"O último azul": o direito dos idosos ao sonho
Novo filme do cineasta pernambucano Gabriel Mascaro, vencedor do Urso de Prata na Berlinale, chega aos cinemas de todo o Brasil na quinta-feira (28)
TEXTO Laura Machado
26 de Agosto de 2025
Denise Weinberg interpreta Tereza, a protagonista do longa-metragem
Foto Guillermo Garza/Divulgação
O ser humano divide as fases da vida quase como divide o tempo: passado, presente, futuro; infância, adolescência, idade adulta, velhice. Em cada uma dessas etapas, transformações ocorrem ao corpo e à mente dos indivíduos. Muito se fala sobre as descobertas das crianças, das inseguranças dos jovens e das responsabilidades dos adultos, sobre as experiências dos idosos, porém, foram ignoradas por muito tempo. Do que é feita a velhice, afinal? Em O último azul, longa-metragem do cineasta pernambucano Gabriel Mascaro, a velhice é feita de vida.
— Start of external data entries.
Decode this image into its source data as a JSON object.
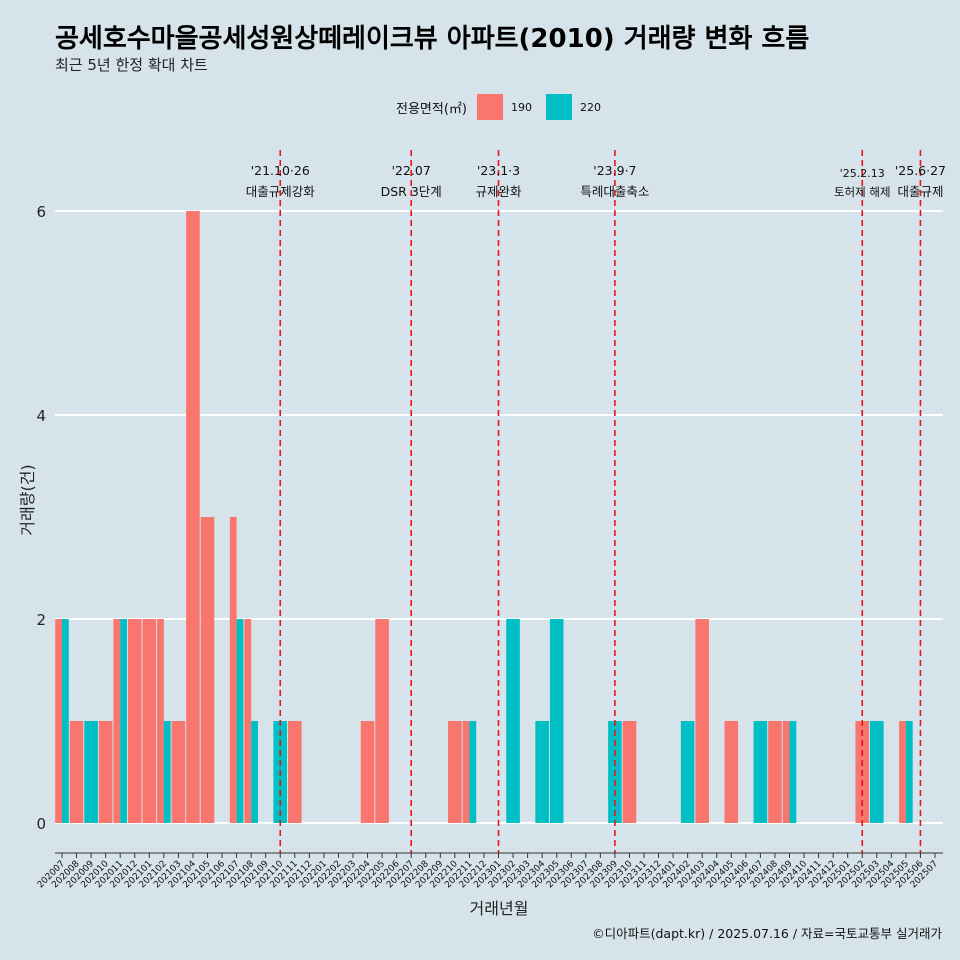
{
  "title": "공세호수마을공세성원상떼레이크뷰 아파트(2010) 거래량 변화 흐름",
  "subtitle": "최근 5년 한정 확대 차트",
  "caption": "©디아파트(dapt.kr) / 2025.07.16 / 자료=국토교통부 실거래가",
  "chart_data": {
    "type": "bar",
    "xlabel": "거래년월",
    "ylabel": "거래량(건)",
    "ylim": [
      0,
      6
    ],
    "yticks": [
      0,
      2,
      4,
      6
    ],
    "grid": true,
    "legend": {
      "title": "전용면적(㎡)",
      "placement": "top"
    },
    "series": [
      {
        "name": "190",
        "color": "#F8766D"
      },
      {
        "name": "220",
        "color": "#00BFC4"
      }
    ],
    "categories": [
      "202007",
      "202008",
      "202009",
      "202010",
      "202011",
      "202012",
      "202101",
      "202102",
      "202103",
      "202104",
      "202105",
      "202106",
      "202107",
      "202108",
      "202109",
      "202110",
      "202111",
      "202112",
      "202201",
      "202202",
      "202203",
      "202204",
      "202205",
      "202206",
      "202207",
      "202208",
      "202209",
      "202210",
      "202211",
      "202212",
      "202301",
      "202302",
      "202303",
      "202304",
      "202305",
      "202306",
      "202307",
      "202308",
      "202309",
      "202310",
      "202311",
      "202312",
      "202401",
      "202402",
      "202403",
      "202404",
      "202405",
      "202406",
      "202407",
      "202408",
      "202409",
      "202410",
      "202411",
      "202412",
      "202501",
      "202502",
      "202503",
      "202504",
      "202505",
      "202506",
      "202507"
    ],
    "bars": [
      {
        "month": "202007",
        "s190": 2,
        "s220": 2
      },
      {
        "month": "202008",
        "s190": 1,
        "s220": 0
      },
      {
        "month": "202009",
        "s190": 0,
        "s220": 1
      },
      {
        "month": "202010",
        "s190": 1,
        "s220": 0
      },
      {
        "month": "202011",
        "s190": 2,
        "s220": 2
      },
      {
        "month": "202012",
        "s190": 2,
        "s220": 0
      },
      {
        "month": "202101",
        "s190": 2,
        "s220": 0
      },
      {
        "month": "202102",
        "s190": 2,
        "s220": 1
      },
      {
        "month": "202103",
        "s190": 1,
        "s220": 0
      },
      {
        "month": "202104",
        "s190": 6,
        "s220": 0
      },
      {
        "month": "202105",
        "s190": 3,
        "s220": 0
      },
      {
        "month": "202107",
        "s190": 3,
        "s220": 2
      },
      {
        "month": "202108",
        "s190": 2,
        "s220": 1
      },
      {
        "month": "202110",
        "s190": 0,
        "s220": 1
      },
      {
        "month": "202111",
        "s190": 1,
        "s220": 0
      },
      {
        "month": "202204",
        "s190": 1,
        "s220": 0
      },
      {
        "month": "202205",
        "s190": 2,
        "s220": 0
      },
      {
        "month": "202210",
        "s190": 1,
        "s220": 0
      },
      {
        "month": "202211",
        "s190": 1,
        "s220": 1
      },
      {
        "month": "202302",
        "s190": 0,
        "s220": 2
      },
      {
        "month": "202304",
        "s190": 0,
        "s220": 1
      },
      {
        "month": "202305",
        "s190": 0,
        "s220": 2
      },
      {
        "month": "202309",
        "s190": 0,
        "s220": 1
      },
      {
        "month": "202310",
        "s190": 1,
        "s220": 0
      },
      {
        "month": "202402",
        "s190": 0,
        "s220": 1
      },
      {
        "month": "202403",
        "s190": 2,
        "s220": 0
      },
      {
        "month": "202405",
        "s190": 1,
        "s220": 0
      },
      {
        "month": "202407",
        "s190": 0,
        "s220": 1
      },
      {
        "month": "202408",
        "s190": 1,
        "s220": 0
      },
      {
        "month": "202409",
        "s190": 1,
        "s220": 1
      },
      {
        "month": "202502",
        "s190": 1,
        "s220": 0
      },
      {
        "month": "202503",
        "s190": 0,
        "s220": 1
      },
      {
        "month": "202505",
        "s190": 1,
        "s220": 1
      }
    ],
    "annotations": [
      {
        "month": "202110",
        "date": "'21.10·26",
        "label": "대출규제강화"
      },
      {
        "month": "202207",
        "date": "'22.07",
        "label": "DSR 3단계"
      },
      {
        "month": "202301",
        "date": "'23.1·3",
        "label": "규제완화"
      },
      {
        "month": "202309",
        "date": "'23.9·7",
        "label": "특례대출축소"
      },
      {
        "month": "202502",
        "date": "'25.2.13",
        "label": "토허제 해제"
      },
      {
        "month": "202506",
        "date": "'25.6·27",
        "label": "대출규제"
      }
    ]
  }
}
O último azul teve sua estreia mundial durante o 75º Festival Internacional de Cinema de Berlim, onde foi consagrado com o Urso de Prata, além de também voltar para casa com o Prêmio do Júri Ecumênico e o Prêmio do Júri de Leitores do Berliner Morgenpost. No Brasil, o filme teve sua primeira exibição oficial na abertura do Festival de Cinema de Gramado 2025 e, por fim, chega às salas de cinema nesta quinta-feira (28).
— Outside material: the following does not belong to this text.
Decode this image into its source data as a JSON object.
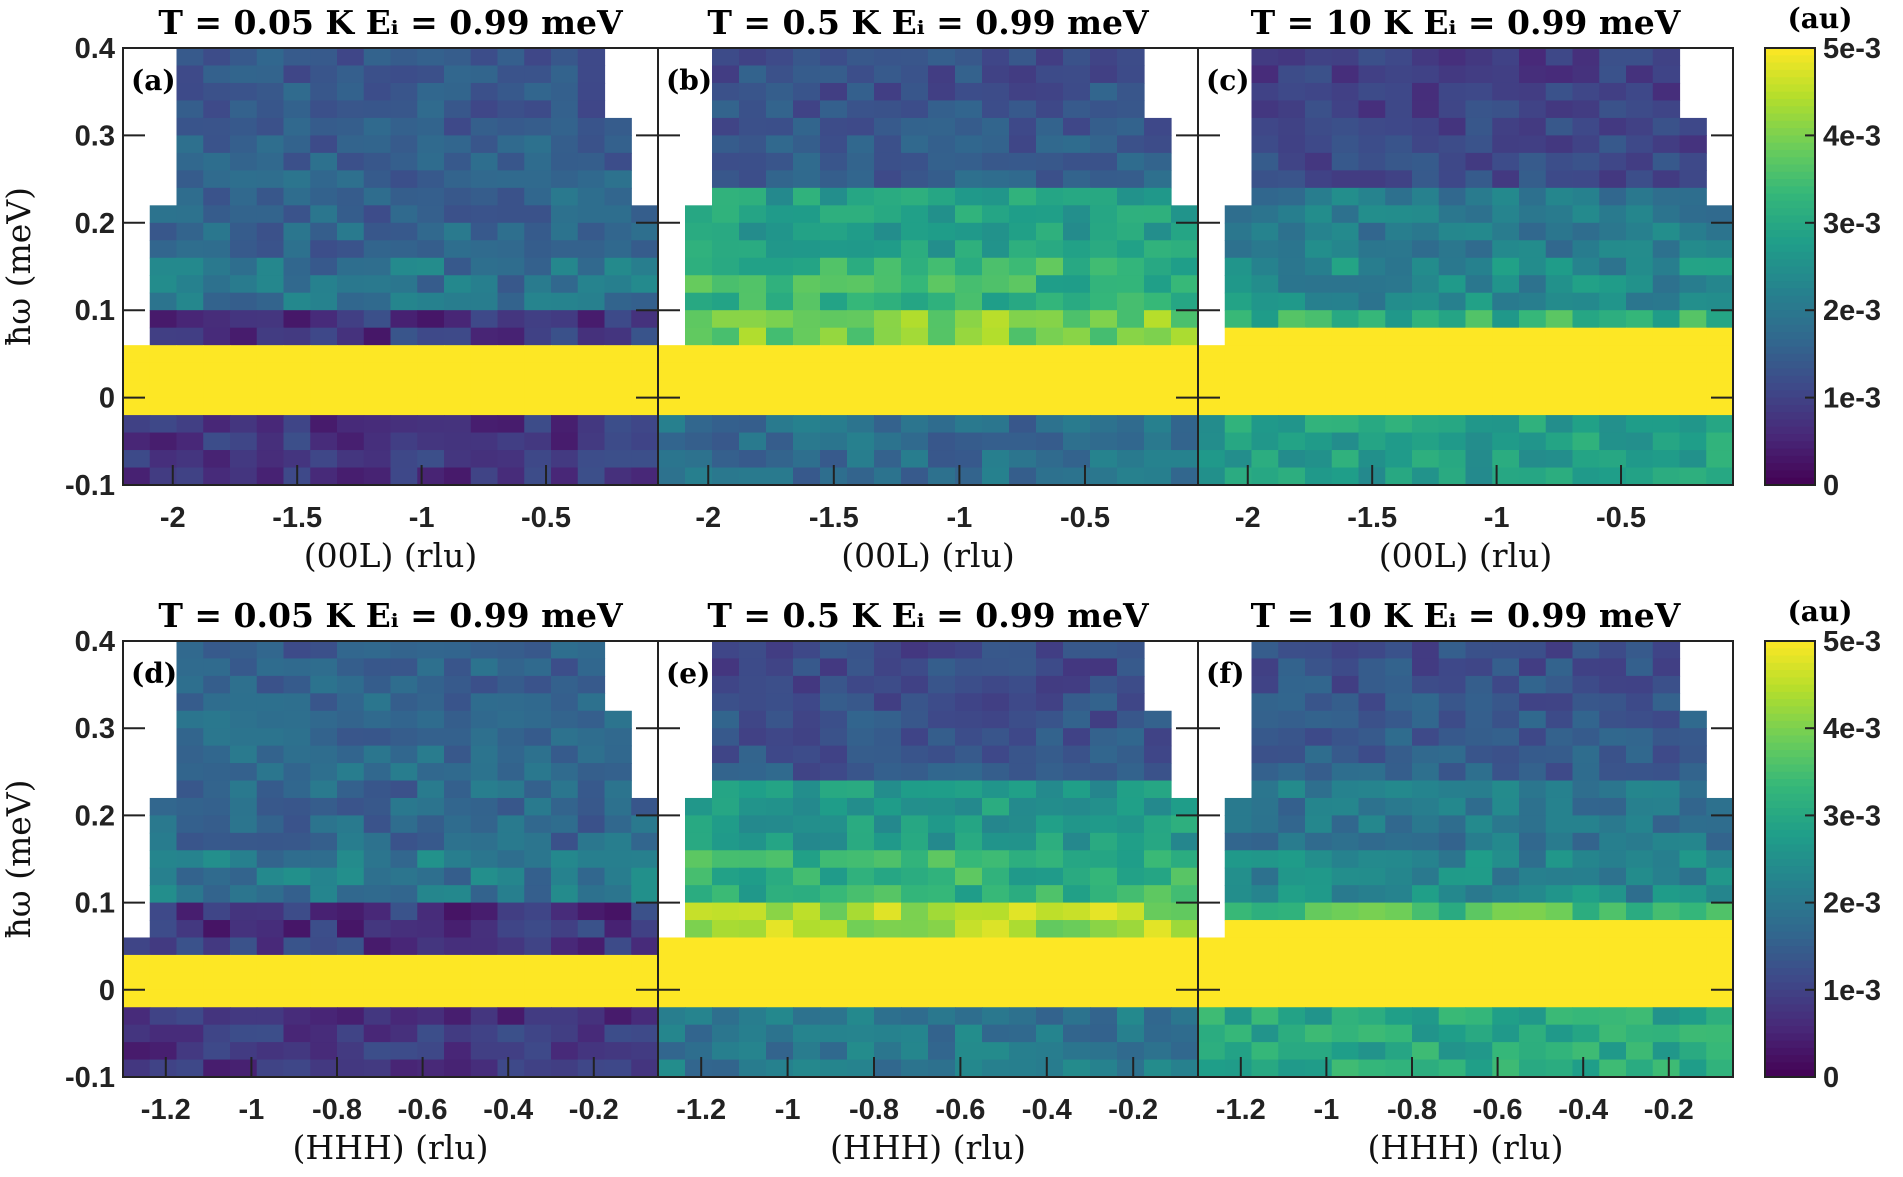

Com a atriz Denise Weinberg no papel da protagonista, o filme nasceu “da vontade de contar uma história sobre o direito de uma idosa sonhar”, como explicou Gabriel Mascaro em entrevista exclusiva à Revista Continente. Assim, acolhendo o tema da velhice desde seu primórdio, a narrativa do longa se passa em um Brasil fantástico onde os idosos devem abandonar suas vidas e se encaminharem para a Colônia, local estabelecido pelo Governo para ser casa dos mais velhos até o fim de suas vidas. Diferentemente de muitos ao seu redor, que enxergam a mudança obrigatória como uma espécie de recompensa pelos anos dedicados ao país, Tereza não se entusiasma com a perspectiva de mudança. Uma semana antes de ser levada à Colônia, ela decide que não é mais hora de adiar os desejos e parte em uma jornada para realizar um sonho antigo.
Pelo cenário idílico dos rios que cortam a Amazônia, Tereza encontra o barqueiro Cadu (Rodrigo Santoro) e a missionária Roberta (Miriam Socarrás), personagens que se somam à beleza das imagens e levam a trama para frente.
Os caminhos d’água presentes na obra, inclusive, são por si só personagens responsáveis pelo desenvolvimento da protagonista. Se, no começo da obra, Tereza parece uma estranha em busca de seu lugar, com o passar do tempo, ela parece cada vez mais certa de si mesma e pertencente ao ambiente de dentro do barco, encarando as paisagens que a rodeiam de forma singular.
“O último azul apresenta uma Amazônia ao mesmo tempo mágica e industrial, quase surreal e profundamente política. A história especula sobre um sistema político marcado por um populismo tropical e um fascismo desenvolvimentista, colocando a Amazônia não como um santuário intocado, mas como o epicentro das contradições do planeta”, explica Mascaro.
Para além da simbiose entre ser humano e o meio natural, o filme trata do envelhecer com grande expertise. Se no cinema ainda é raro produções com protagonistas idosos, é ainda mais incomum que os mais velhos estejam em papel de destaque em longas que se comunicam através da ficção científica, distopia e fantasia.
Corpos idosos foram excluídos da conversa artística por muito tempo e mesmo que atualmente essa repressão venha sendo questionada, histórias onde a terceira idade se destaca e representa algo além do que pessoas incapazes ou quase etéreas ainda são raras. Justamente por surgir como um manifesto à possibilidade de idosos seguirem sonhando, a trama de O último azul é um acalento.
Tereza tem 77 anos na história e não se rende às ordens do Estado. Ela não é alguém de extrema fragilidade, incapaz de viver em sua própria casa, trabalhar e cuidar de si mesma. Ela é um exemplo de mulher que viveu os seus anos dedicada a cuidar da filha de forma autônoma, trabalhando em vários empregos para pagar as contas. Ao chegar à velhice, é a primeira vez que está livre para aproveitar o tempo como bem entender e, durante o filme, Tereza se acostuma cada vez mais com sua emancipação. O último azul é uma proclamação à liberdade de envelhecer e seguir sonhando.